After Communion, Arizona Supreme Court Justice Kathryn King, who attends St. Francis Xavier Parish in Central Phoenix, administered the Oath of Admission to the State Bar of Arizona to all attorneys present.
“The fire of the Holy Spirit is very relevant to applying the law as we do as judges,” she said in an interview after the Mass. King, who was appointed to the court in July 2021, added that the Red Mass is “a nice opportunity for all of the legislators, lawyers and judges and those who are involved in the law to come together and celebrate in Christ before the legislative session begins.”

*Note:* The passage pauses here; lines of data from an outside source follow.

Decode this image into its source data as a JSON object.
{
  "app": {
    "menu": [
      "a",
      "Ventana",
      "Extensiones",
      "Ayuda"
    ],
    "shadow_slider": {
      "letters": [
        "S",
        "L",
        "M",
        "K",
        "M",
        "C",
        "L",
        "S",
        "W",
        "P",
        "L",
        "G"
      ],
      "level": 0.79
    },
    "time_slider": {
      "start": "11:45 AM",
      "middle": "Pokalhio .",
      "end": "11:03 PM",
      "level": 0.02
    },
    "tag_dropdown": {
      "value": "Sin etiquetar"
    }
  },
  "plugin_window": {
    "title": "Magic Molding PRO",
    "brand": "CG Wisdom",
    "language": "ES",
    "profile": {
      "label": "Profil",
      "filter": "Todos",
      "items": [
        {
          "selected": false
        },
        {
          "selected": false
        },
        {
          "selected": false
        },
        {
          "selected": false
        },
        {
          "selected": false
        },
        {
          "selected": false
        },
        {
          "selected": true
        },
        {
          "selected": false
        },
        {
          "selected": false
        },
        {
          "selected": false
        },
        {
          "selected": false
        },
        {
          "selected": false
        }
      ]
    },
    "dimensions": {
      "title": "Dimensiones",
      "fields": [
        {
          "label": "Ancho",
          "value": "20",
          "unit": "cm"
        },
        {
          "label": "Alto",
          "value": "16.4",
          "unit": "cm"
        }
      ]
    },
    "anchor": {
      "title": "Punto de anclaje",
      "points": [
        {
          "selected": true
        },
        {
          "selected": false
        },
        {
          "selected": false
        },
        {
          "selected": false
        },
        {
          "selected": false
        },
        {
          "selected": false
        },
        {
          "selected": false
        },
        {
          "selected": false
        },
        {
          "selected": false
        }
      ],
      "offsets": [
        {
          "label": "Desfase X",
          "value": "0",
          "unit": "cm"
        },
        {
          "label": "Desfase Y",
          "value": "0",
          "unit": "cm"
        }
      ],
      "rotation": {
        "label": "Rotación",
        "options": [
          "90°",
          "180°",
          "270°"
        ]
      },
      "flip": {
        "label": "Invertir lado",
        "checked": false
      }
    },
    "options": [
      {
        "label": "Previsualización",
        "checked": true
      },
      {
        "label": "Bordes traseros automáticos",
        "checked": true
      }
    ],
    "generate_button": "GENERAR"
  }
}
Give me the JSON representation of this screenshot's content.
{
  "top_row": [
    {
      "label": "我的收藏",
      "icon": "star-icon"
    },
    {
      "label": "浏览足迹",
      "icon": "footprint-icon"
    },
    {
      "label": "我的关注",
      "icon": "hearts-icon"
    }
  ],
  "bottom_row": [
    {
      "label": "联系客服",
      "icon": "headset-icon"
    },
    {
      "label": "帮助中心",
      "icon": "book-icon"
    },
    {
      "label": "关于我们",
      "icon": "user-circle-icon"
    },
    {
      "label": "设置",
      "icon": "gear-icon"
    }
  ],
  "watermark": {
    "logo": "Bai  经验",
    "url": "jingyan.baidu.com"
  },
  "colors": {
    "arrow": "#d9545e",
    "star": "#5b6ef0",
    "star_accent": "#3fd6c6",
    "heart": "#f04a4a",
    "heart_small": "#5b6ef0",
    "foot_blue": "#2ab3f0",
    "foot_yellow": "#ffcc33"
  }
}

It’s important to have a Red Mass because members of the legal profession have a major influence on society, said Bishop Thomas J. Olmsted at a reception following the Mass.
“We need to regain our confidence in the power of the Holy Spirit,” said the bishop. “We need constantly to be lifting up the nobility of those of that profession and then supporting and encouraging and instructing our Catholic lawyers to live their faith in the public square.”
Reflecting on Father Scalia’s homily, Ron Johnson, executive director of the Arizona Catholic Conference — the public policy arm of the state’s Catholic bishops —, said that the message resonated with legislators attending.
“The central core of the message is that we really value the truth over power, and how if you really want to help those who are the most disadvantaged — the poor and others — we really need to focus on the truth, which too often gets lost today,” said Johnson.
Juan Ramirez, serving in his second year as president of the St. Thomas More Society of Phoenix, which organizes the annual liturgy, said he was pleased with the turnout, noting the lack of reception and limited gathering the previous year because of the COVID-19 pandemic.
Such a gathering “helps us to maintain that community,” said Ramirez, who attends St. Augustine Parish in Phoenix. “It’s very important for us Catholics to create a culture of faith and fellowship.”